In the 2013 movie “The Secret Life of Walter Mitty”, the title character’s main crush tells Walter that the secret to writing mystery novels is to figure out the ending first, then work backwards and scatter clues throughout the story.
A lot of articles counsel that we do the same with our lives: figure out how we want our eulogy to read and then live our life towards that ending.
For some people, that advice translates to identifying a profession or a calling and then making it happen. But is it a profession specifically that we should be pursuing? Many professions that exist today weren’t even a gleam in anyone’s eye 20 years ago. Who knows what professions will be popular 20 years from now. The danger with defining your life by a profession is that it limits you to the possibilities as yet imagined.
So is it a calling, then, that we should be pursuing in order to end towards our desired eulogy? “Calling” denotes something divine, a higher summons to do something profound. The Merriam-Webster dictionary defines a calling as “a strong inner impulse toward a particular course of action especially when accompanied by conviction of divine influence.”
Let’s face it. Many of us still don’t know what we want to be when we grow up even years after leaving school, and even fewer of us live our lives the Merriam-Webster way. So if it’s not a specific profession that we should be pursuing, then, or if we have not felt the “strong inner impulse toward a particular course of action”, how do we live our lives towards the eulogy we envision for ourselves?
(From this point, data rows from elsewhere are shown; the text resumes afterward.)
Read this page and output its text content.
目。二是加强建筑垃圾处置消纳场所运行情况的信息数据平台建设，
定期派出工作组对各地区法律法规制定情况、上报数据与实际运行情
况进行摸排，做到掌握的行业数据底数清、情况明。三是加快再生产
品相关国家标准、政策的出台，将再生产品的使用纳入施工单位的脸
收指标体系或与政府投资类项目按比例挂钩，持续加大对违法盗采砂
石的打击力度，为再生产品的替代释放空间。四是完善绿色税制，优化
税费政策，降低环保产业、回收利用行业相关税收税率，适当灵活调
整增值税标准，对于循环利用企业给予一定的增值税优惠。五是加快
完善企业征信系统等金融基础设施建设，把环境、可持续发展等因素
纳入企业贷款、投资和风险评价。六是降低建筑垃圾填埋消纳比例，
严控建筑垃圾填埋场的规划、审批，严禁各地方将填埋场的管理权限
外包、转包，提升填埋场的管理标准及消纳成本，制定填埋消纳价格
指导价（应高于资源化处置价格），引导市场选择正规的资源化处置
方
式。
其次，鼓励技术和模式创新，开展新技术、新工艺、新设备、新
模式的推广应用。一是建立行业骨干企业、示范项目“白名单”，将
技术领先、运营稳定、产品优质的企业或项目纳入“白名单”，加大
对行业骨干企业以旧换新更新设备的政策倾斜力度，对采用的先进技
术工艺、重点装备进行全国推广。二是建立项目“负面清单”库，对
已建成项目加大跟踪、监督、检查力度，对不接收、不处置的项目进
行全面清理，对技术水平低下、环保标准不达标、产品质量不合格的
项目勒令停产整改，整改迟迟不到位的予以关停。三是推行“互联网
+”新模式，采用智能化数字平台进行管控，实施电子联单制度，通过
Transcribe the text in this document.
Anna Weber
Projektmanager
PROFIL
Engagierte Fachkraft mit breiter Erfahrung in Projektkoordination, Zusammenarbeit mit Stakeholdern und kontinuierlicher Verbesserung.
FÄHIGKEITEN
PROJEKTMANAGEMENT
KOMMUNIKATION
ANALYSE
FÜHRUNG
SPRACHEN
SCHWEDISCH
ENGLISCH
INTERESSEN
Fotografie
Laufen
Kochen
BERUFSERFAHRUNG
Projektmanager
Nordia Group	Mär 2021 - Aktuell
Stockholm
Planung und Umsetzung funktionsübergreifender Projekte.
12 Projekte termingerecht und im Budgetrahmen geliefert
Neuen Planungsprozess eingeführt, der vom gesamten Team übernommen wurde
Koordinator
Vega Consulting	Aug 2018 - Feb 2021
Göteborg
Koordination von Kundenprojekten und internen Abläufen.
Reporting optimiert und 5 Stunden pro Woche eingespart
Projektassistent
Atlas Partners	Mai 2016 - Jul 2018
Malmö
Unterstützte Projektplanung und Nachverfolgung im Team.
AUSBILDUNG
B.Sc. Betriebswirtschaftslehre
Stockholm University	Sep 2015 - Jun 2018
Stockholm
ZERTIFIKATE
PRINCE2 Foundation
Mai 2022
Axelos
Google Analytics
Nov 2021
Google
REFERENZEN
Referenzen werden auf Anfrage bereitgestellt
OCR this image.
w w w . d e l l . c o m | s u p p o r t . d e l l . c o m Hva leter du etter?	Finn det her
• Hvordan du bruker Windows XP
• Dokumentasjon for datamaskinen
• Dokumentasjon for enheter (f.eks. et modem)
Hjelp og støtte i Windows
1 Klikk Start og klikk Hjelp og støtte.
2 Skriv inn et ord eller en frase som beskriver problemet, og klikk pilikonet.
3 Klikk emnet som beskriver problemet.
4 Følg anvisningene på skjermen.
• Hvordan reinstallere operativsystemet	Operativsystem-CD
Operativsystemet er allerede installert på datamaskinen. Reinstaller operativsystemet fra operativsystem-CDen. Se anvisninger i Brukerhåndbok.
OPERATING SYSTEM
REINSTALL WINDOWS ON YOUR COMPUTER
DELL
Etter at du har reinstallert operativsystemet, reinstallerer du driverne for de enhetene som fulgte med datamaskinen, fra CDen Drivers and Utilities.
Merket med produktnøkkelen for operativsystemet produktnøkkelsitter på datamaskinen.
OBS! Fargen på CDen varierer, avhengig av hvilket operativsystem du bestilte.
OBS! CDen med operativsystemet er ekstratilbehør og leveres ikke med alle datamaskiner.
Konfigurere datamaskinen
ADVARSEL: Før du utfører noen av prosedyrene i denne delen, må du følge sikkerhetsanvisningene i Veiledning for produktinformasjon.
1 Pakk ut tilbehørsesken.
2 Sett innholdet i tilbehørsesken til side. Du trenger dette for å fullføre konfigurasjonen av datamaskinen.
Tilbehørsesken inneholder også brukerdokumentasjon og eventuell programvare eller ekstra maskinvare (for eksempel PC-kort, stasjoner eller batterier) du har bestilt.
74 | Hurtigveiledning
Sometimes the answer to that question is found by paying attention to what is happening around us. There was a period in my life, some years back, when three different people told me over the course of a couple months that I had (unwittingly) inspired each of them to do something better in their lives. After the third time I heard that, I thought to myself, “maybe my purpose in life is to inspire others to achieve their best potential.” Now, that hasn’t necessarily resulted in a specific career for me, nor am I certain that the revelation was due to divine influence, but the idea of this purpose in my life has informed many of the things I do, or how I do them.
Whether we know it or not, we all serve a purpose for one another and for this world. We are brought into people’s lives for a reason. It may be to inspire others to reach their best potential; it may be to help someone through a challenging period; it may be to teach someone something they wouldn’t otherwise discover on their own.
Sometimes the purpose does not reveal itself for years, if at all. We may never know exactly what purpose we serve for another, but you can be certain that you have one. How can you help yourself discover what that is?
1. With every interaction you have, including with strangers, ask yourself, “What is this person getting out if this?” What the other is getting out of the interaction is your purpose at that moment.
2. Pay attention to recurring themes that come up when people talk to you . Do people describe you often as “helpful ” or “connecting” or ” funny”? Maybe your purpose in a broader sense is described in these themes.
3. Acknowledge that your purpose will change frequently depending on the circumstances you are in. Your life does not have just one purpose, but many.
Rather than spend your time in pursuit of a profession, a calling, or an answer to “what do I want to be when I grow up”, live your life with deliberate acknowledgement in the moment so that, at the end of your life, your eulogy will read “She lived her life with purpose.” Unless you’re male. In which case, having a eulogy that refers to “she” will just confuse people. And I don’t know the purpose in that.